Gardens have inspired artists and comforted many a soul with beauty and benefits to local wildlife and the environment. New York’s Central park reflects the positive effects of nature in urban settings, offering a place for people to relax and reconnect with the outdoors. The relevance of which has not escaped the attention of scientists now highlighting vacant lots as perfect places to create community gardens.
In an article entitled Finding the Potential in Vacant Lots for the New York Times this prospect is further explored.
Transforming eye-sores into ecological playgrounds profits the environment and engages community in conservation. The study reflects the volume of unused land indicating the city of Cleveland as having 20,000 more or less vacant lots a number which grows by 1,000 each year. Moreover, the vegetation can comprise of heirloom species the remnants of a previous landscaping or fertilised from seeds deposited by birds who perch on overhead power lines. Biomass that can be preserved represents possibilities to cultivate diverse gardens that add colour to a neighbourhood and a place for local wildlife prosper.
The article points out that one abandoned yard is a mess but 20,000 abandoned yards is an ecosystem. “At this scale, Cleveland’s vacant land begins to look less like a sign of neglect and more like an ecological experiment spread over some 3,600 acres”.
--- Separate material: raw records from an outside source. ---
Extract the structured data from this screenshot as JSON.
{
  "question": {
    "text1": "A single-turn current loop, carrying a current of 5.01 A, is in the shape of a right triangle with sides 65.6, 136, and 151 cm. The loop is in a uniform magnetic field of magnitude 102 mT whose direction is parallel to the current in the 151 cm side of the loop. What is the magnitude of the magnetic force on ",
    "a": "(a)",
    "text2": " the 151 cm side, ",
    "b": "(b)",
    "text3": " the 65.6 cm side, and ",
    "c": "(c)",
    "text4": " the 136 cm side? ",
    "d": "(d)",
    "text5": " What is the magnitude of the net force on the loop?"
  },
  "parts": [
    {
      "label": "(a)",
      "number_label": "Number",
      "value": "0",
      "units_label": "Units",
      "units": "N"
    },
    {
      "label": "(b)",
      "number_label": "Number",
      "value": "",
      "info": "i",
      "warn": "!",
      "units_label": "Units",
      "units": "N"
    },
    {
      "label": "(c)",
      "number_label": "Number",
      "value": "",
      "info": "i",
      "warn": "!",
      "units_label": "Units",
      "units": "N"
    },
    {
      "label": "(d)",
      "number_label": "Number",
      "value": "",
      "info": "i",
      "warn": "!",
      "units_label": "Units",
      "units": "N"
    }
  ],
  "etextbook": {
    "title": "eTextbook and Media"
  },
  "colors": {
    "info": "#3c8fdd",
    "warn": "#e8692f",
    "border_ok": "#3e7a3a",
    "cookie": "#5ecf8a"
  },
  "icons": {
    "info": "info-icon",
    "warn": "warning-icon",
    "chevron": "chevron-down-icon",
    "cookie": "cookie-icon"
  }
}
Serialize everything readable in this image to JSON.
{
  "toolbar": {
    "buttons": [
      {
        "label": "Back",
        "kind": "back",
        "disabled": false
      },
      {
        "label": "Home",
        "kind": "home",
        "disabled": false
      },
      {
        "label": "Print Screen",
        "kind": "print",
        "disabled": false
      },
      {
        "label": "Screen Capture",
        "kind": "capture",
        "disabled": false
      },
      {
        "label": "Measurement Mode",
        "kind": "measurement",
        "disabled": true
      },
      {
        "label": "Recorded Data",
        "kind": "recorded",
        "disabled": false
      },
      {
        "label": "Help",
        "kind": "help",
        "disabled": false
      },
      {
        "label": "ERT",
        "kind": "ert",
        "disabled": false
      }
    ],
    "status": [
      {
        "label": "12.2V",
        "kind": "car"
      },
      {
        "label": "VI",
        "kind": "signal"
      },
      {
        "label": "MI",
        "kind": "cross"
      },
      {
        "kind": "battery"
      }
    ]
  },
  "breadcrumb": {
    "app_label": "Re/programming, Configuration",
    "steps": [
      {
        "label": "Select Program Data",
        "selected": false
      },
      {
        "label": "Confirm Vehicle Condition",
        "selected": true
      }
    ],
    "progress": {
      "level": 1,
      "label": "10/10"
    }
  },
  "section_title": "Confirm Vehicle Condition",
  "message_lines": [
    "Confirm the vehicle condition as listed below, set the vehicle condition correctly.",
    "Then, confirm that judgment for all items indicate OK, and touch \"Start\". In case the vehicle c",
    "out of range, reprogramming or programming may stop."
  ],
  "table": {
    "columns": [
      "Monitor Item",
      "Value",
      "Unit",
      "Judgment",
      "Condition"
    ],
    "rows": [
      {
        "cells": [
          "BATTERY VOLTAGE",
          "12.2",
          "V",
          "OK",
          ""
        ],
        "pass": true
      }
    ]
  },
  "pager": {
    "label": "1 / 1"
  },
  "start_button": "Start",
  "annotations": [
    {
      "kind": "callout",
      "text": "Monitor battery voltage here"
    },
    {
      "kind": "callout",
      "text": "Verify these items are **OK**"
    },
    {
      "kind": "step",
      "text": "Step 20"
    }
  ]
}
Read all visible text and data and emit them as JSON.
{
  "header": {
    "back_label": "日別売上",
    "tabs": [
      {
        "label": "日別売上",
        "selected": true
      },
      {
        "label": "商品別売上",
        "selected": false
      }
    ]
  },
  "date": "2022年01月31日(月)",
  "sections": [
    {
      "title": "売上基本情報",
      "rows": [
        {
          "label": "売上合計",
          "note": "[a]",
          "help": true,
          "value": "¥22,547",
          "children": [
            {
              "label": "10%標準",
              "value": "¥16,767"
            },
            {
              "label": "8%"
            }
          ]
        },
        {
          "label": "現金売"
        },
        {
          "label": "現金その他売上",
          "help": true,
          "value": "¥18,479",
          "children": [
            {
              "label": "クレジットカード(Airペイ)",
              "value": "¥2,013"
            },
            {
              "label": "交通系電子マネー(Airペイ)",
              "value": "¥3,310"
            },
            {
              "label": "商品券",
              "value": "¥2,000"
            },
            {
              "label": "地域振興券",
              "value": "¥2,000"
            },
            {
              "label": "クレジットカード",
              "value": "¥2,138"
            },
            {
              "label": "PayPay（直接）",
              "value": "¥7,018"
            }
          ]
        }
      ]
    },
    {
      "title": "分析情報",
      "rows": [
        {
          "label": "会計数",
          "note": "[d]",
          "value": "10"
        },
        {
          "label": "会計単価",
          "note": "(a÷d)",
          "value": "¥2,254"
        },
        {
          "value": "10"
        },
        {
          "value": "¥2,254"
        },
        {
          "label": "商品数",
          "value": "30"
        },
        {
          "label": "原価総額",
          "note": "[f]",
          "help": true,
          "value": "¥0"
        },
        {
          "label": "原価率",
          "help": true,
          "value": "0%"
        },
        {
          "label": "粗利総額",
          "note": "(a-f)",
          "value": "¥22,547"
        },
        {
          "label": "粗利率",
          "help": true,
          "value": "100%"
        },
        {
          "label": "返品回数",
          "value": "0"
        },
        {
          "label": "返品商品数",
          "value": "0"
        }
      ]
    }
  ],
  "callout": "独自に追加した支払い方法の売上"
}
As such a team of local scientists have designated this accidental landscape an Urban Long-Term Research Area — that is, Ultra. And having won a $272,000 exploratory award from the National Science Foundation, the researchers call their project Ultra-Ex. Ultra-Ex scientists are studying bird and insect populations, watershed systems, soil nematodes and urban farms.
Along with its sci-fi name, Ultra-Ex advances a forward-looking mission: to document the ecological benefits that vacant lots might provide and to redefine the land, from neighborhood blight to community asset.